BRIEF DESCRIPTION OF THE FIGURES

[0196] FIG. 1 shows schematically the structure of a device having a first region (1) suitable for accommodating induced sinoatrial bodies (iSABs); a second region (2) suitable for accommodating working-myocardium cardiomyocytes; and a third region (3) which is in conductive communication with the first and the second region and is suitable for allowing a conduction from the first region into the second region; in FIG. 1A, the third region (3) is a direct contact region between first region (1) and second region (2); in FIG. 1B, the third region (3) comprises a spatial extent along the axis of first and second region.

[0197] FIG. 2 shows schematically the structure of a device having a first region (1) suitable for accommodating induced sinoatrial bodies (iSABs); a second region (2) suitable for accommodating working-myocardium cardiomyocytes; and a third region (3), the region (2) comprising two regions 2.1 and 2.2, in which 2.1 is suitable for accommodating atrial cells and 2.2 is suitable for accommodating ventricular cells; the third region (3) comprises a region 3.1 and a region 3.2; in FIG. 2A, the third region (3.1) is a direct contact region between 1.1 and 2.1, and additionally 3.2 is a direct contact region between 2.1 and 2.2; in FIG. 2B, 3.1 and 3.2 comprise in both cases a spatial extent along the axis of regions (1), (2.1), (2.2).

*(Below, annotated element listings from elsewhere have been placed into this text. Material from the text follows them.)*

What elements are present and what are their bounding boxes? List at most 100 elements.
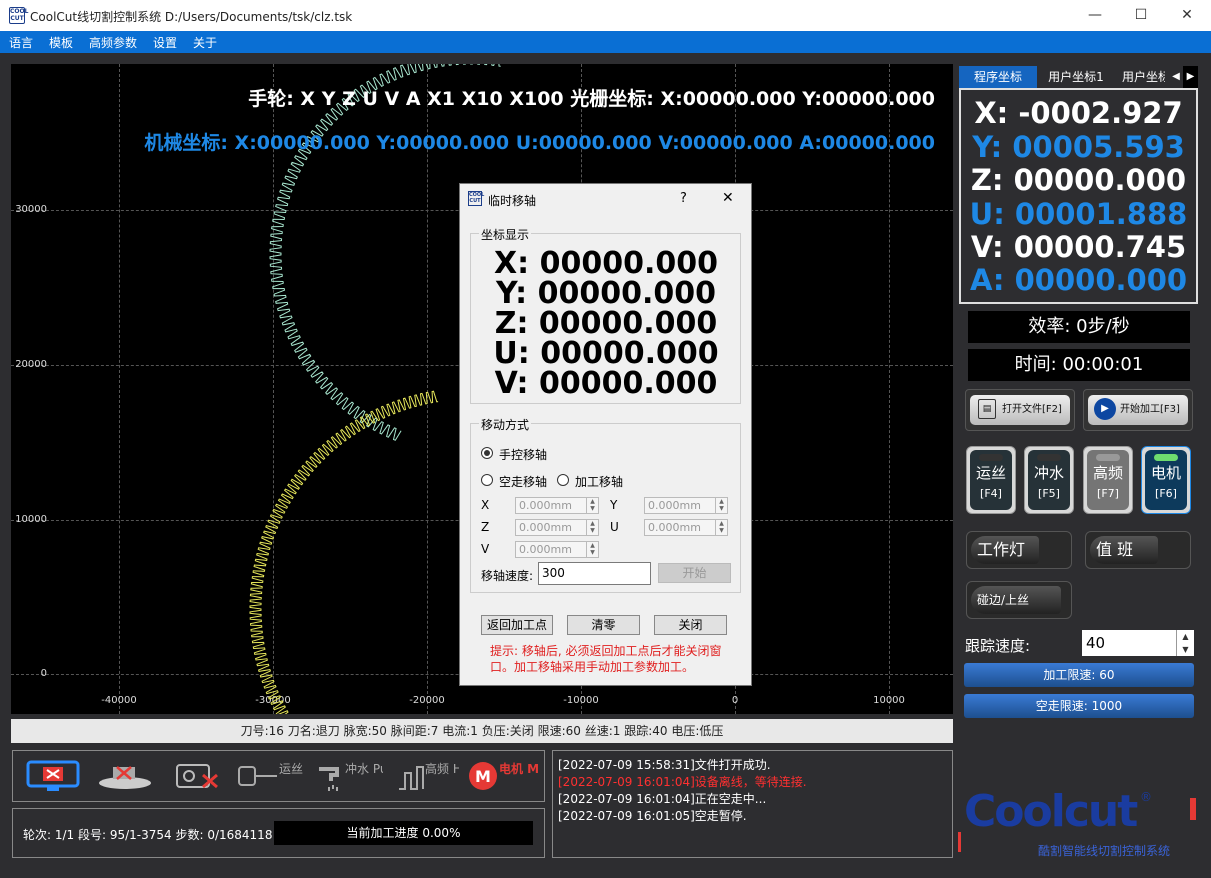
wire-icon[interactable]: 运丝 Wire bbox=[237, 759, 334, 793]
axis-v-value: 0.000mm bbox=[519, 543, 572, 556]
spin-up-icon[interactable]: ▲ bbox=[1176, 630, 1194, 643]
hf-icon[interactable]: 高频 HF bbox=[397, 759, 469, 793]
axis-v-label: V bbox=[481, 542, 490, 556]
control-box-icon[interactable] bbox=[173, 759, 223, 793]
wire-led bbox=[979, 454, 1003, 461]
close-button[interactable]: ✕ bbox=[1164, 0, 1210, 31]
screen-off-icon[interactable] bbox=[25, 759, 81, 793]
progress-panel: 轮次: 1/1 段号: 95/1-3754 步数: 0/1684118 当前加工… bbox=[12, 808, 545, 858]
move-speed-input[interactable]: 300 bbox=[538, 562, 651, 585]
open-file-button[interactable]: ▤ 打开文件[F2] bbox=[965, 389, 1075, 431]
tracking-speed-label: 跟踪速度: bbox=[965, 637, 1031, 655]
machine-icon[interactable] bbox=[97, 759, 153, 793]
menu-template[interactable]: 模板 bbox=[49, 34, 73, 51]
wire-toggle[interactable]: 运丝 [F4] bbox=[966, 446, 1016, 514]
lower-gear-path bbox=[249, 390, 439, 714]
spin-icon[interactable]: ▲ ▼ bbox=[715, 498, 727, 513]
menu-hf-params[interactable]: 高频参数 bbox=[89, 34, 137, 51]
motor-icon[interactable]: M 电机 Motor bbox=[467, 759, 567, 793]
motor-icon-label: 电机 Motor bbox=[499, 761, 539, 776]
pump-icon[interactable]: 冲水 Pump bbox=[315, 759, 407, 793]
coord-z: Z: 00000.000 bbox=[970, 163, 1187, 197]
log-line: [2022-07-09 15:58:31]文件打开成功. bbox=[558, 758, 771, 772]
progress-bar: 当前加工进度 0.00% bbox=[274, 821, 533, 845]
device-icon-strip: 运丝 Wire 冲水 Pump 高频 HF M 电机 Motor bbox=[12, 750, 567, 802]
axis-u-label: U bbox=[610, 520, 619, 534]
axis-x-field[interactable]: 0.000mm ▲ ▼ bbox=[515, 497, 599, 514]
coord-display: X: -0002.927 Y: 00005.593 Z: 00000.000 U… bbox=[959, 88, 1198, 304]
dialog-coord-v: V: 00000.000 bbox=[494, 366, 718, 401]
spin-icon[interactable]: ▲ ▼ bbox=[586, 520, 598, 535]
pump-toggle[interactable]: 冲水 [F5] bbox=[1024, 446, 1074, 514]
tab-scroll-left-icon[interactable]: ◀ bbox=[1169, 66, 1183, 88]
tracking-speed-input[interactable]: 40 ▲ ▼ bbox=[1082, 630, 1194, 656]
hf-led bbox=[1096, 454, 1120, 461]
edge-wire-button[interactable]: 碰边/上丝 bbox=[966, 581, 1072, 619]
svg-text:M: M bbox=[475, 767, 491, 786]
minimize-button[interactable]: — bbox=[1072, 0, 1118, 31]
start-move-button[interactable]: 开始 bbox=[658, 563, 731, 583]
efficiency-display: 效率: 0步/秒 bbox=[968, 311, 1190, 343]
tab-user-coords[interactable]: 用户坐标 bbox=[1115, 66, 1165, 88]
log-line: [2022-07-09 16:01:05]空走暂停. bbox=[558, 809, 747, 823]
play-icon: ▶ bbox=[1094, 398, 1116, 420]
axis-u-field[interactable]: 0.000mm ▲ ▼ bbox=[644, 519, 728, 536]
coord-tabs: 程序坐标 用户坐标1 用户坐标 ◀ ▶ bbox=[959, 66, 1198, 88]
dialog-hint: 提示: 移轴后, 必须返回加工点后才能关闭窗口。加工移轴采用手动加工参数加工。 bbox=[490, 644, 722, 674]
axis-z-field[interactable]: 0.000mm ▲ ▼ bbox=[515, 519, 599, 536]
axis-y-label: Y bbox=[610, 498, 618, 512]
spin-icon[interactable]: ▲ ▼ bbox=[586, 498, 598, 513]
start-process-button[interactable]: ▶ 开始加工[F3] bbox=[1083, 389, 1193, 431]
start-label: 开始加工[F3] bbox=[1120, 404, 1180, 415]
idle-speed-limit[interactable]: 空走限速: 1000 bbox=[964, 694, 1194, 718]
pump-icon-label: 冲水 Pump bbox=[345, 761, 383, 776]
spin-icon[interactable]: ▲ ▼ bbox=[715, 520, 727, 535]
work-light-button[interactable]: 工作灯 bbox=[966, 531, 1072, 569]
idle-move-label: 空走移轴 bbox=[499, 475, 548, 489]
hf-toggle-key: [F7] bbox=[1097, 487, 1119, 500]
manual-move-radio[interactable] bbox=[481, 447, 493, 459]
menu-language[interactable]: 语言 bbox=[9, 34, 33, 51]
axis-z-value: 0.000mm bbox=[519, 521, 572, 534]
tab-program-coords[interactable]: 程序坐标 bbox=[959, 66, 1037, 88]
axis-v-field[interactable]: 0.000mm ▲ ▼ bbox=[515, 541, 599, 558]
machine-coords-readout: 机械坐标: X:00000.000 Y:00000.000 U:00000.00… bbox=[144, 132, 935, 154]
pump-toggle-label: 冲水 bbox=[1033, 464, 1064, 482]
brand-wordmark: Coolcut bbox=[964, 786, 1138, 837]
return-point-button[interactable]: 返回加工点 bbox=[481, 615, 553, 635]
brand-subtitle: 酷割智能线切割控制系统 bbox=[1038, 844, 1171, 858]
hf-toggle-label: 高频 bbox=[1092, 464, 1123, 482]
tab-scroll-right-icon[interactable]: ▶ bbox=[1183, 66, 1198, 88]
axis-y-field[interactable]: 0.000mm ▲ ▼ bbox=[644, 497, 728, 514]
dialog-close-button[interactable]: 关闭 bbox=[654, 615, 727, 635]
round-info: 轮次: 1/1 段号: 95/1-3754 步数: 0/1684118 bbox=[23, 828, 273, 842]
duty-label: 值 班 bbox=[1090, 536, 1158, 564]
axis-z-label: Z bbox=[481, 520, 490, 534]
menu-about[interactable]: 关于 bbox=[193, 34, 217, 51]
dialog-close-icon[interactable]: ✕ bbox=[722, 190, 734, 206]
hf-toggle[interactable]: 高频 [F7] bbox=[1083, 446, 1133, 514]
spin-icon[interactable]: ▲ ▼ bbox=[586, 542, 598, 557]
duty-button[interactable]: 值 班 bbox=[1085, 531, 1191, 569]
log-panel[interactable]: [2022-07-09 15:58:31]文件打开成功. [2022-07-09… bbox=[552, 750, 953, 858]
tab-user-coords-1[interactable]: 用户坐标1 bbox=[1037, 66, 1115, 88]
clear-button[interactable]: 清零 bbox=[567, 615, 640, 635]
menu-settings[interactable]: 设置 bbox=[153, 34, 177, 51]
process-speed-limit[interactable]: 加工限速: 60 bbox=[964, 663, 1194, 687]
idle-move-radio[interactable] bbox=[481, 474, 493, 486]
maximize-button[interactable]: ☐ bbox=[1118, 0, 1164, 31]
progress-label: 当前加工进度 0.00% bbox=[346, 826, 461, 840]
log-line: [2022-07-09 16:01:04]正在空走中... bbox=[558, 792, 767, 806]
temp-move-dialog: COOL CUT 临时移轴 ? ✕ 坐标显示 X: 00000.000 Y: 0… bbox=[459, 183, 752, 686]
brand-accent bbox=[958, 832, 961, 852]
wire-toggle-label: 运丝 bbox=[975, 464, 1006, 482]
pump-led bbox=[1037, 454, 1061, 461]
motor-toggle[interactable]: 电机 [F6] bbox=[1141, 446, 1191, 514]
pump-toggle-key: [F5] bbox=[1038, 487, 1060, 500]
spin-down-icon[interactable]: ▼ bbox=[1176, 643, 1194, 656]
move-mode-title: 移动方式 bbox=[479, 416, 532, 433]
window-title: CoolCut线切割控制系统 D:/Users/Documents/tsk/cl… bbox=[30, 10, 353, 24]
help-button[interactable]: ? bbox=[680, 191, 687, 206]
edge-wire-label: 碰边/上丝 bbox=[971, 586, 1061, 614]
process-move-radio[interactable] bbox=[557, 474, 569, 486]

[0198] FIG. 3 shows a prototype of a synchronized conductoid composed of murine iSABs coupled to murine ventricular cardiomyocytes; FIG. 3B shows the iSABs and ventricular cardiomyocytes, the iSABs (dotted border) being capable of coupling to ventricular cardiomyocytes (hatched arrow) and of inducing rhythmically synchronized contractions thereof with 300 bpm; FIG. 3A shows the corresponding deflections.

CITED LITERATURE

[0199] Jung, J. J., et al., Programming and isolation of highly pure physiologically and pharmacologically functional sinus-nodal bodies from pluripotent stem cells. Stem Cell Reports, 2014. 2(5): p. 592-605 [0200] Rimmbach, C., J. J. Jung, and R. David, Generation of Murine Cardiac Pacemaker Cell Aggregates Based on ES-Cell-Programming in Combination with Myh6-Promoter-Selection. J Vis Exp, 2015(96) [0201] DE 10 2013 114 671 A1 [0202] WO 2015/091157 A1

[0203] The present invention is illustrated in more detail by the following example.

Example

[0204] Coupling of iSABs and Ventricular Cardiomyocytes

[0205] Induced sinoatrial bodies (iSABs) were prepared as described in Jung et al., (2014) and Rimmbach et al., (2015). On day 28 of differentiation, rapidly (>300 bpm) and regularly beating iSABs were picked under a light microscope. The medium of the neonatal murine cardiomyocytes seeded on the day before by means of the Primary Cardiomyocyte Isolation Kit (Pierce, USA) and grown overnight was aspirated and iSAB medium was added. 10 iSABs were seeded per well of a 24-well plate. The plates were incubated at 37 C. and 5% CO2 for 24 h in order to give the iSABs sufficient time for growth. After a medium change, the plate was searched under a light microscope for grown iSABs. With the aid of Zeiss ZENblack software, both the frequency of the cardiomyocytes and that of the iSABs was determined and checked for synchronization.

[0206] On the basis of these results, it is evident that, by maintaining iSABs in coculture with ventricular cardiomyocytes, it was possible to generate therefrom first simple conductoid constructs, in this case still without spatial separation, for reconstructing cardiac conduction. This means that it was in principle also possible to provide evidence for the feasibility of the approach for medicament testing.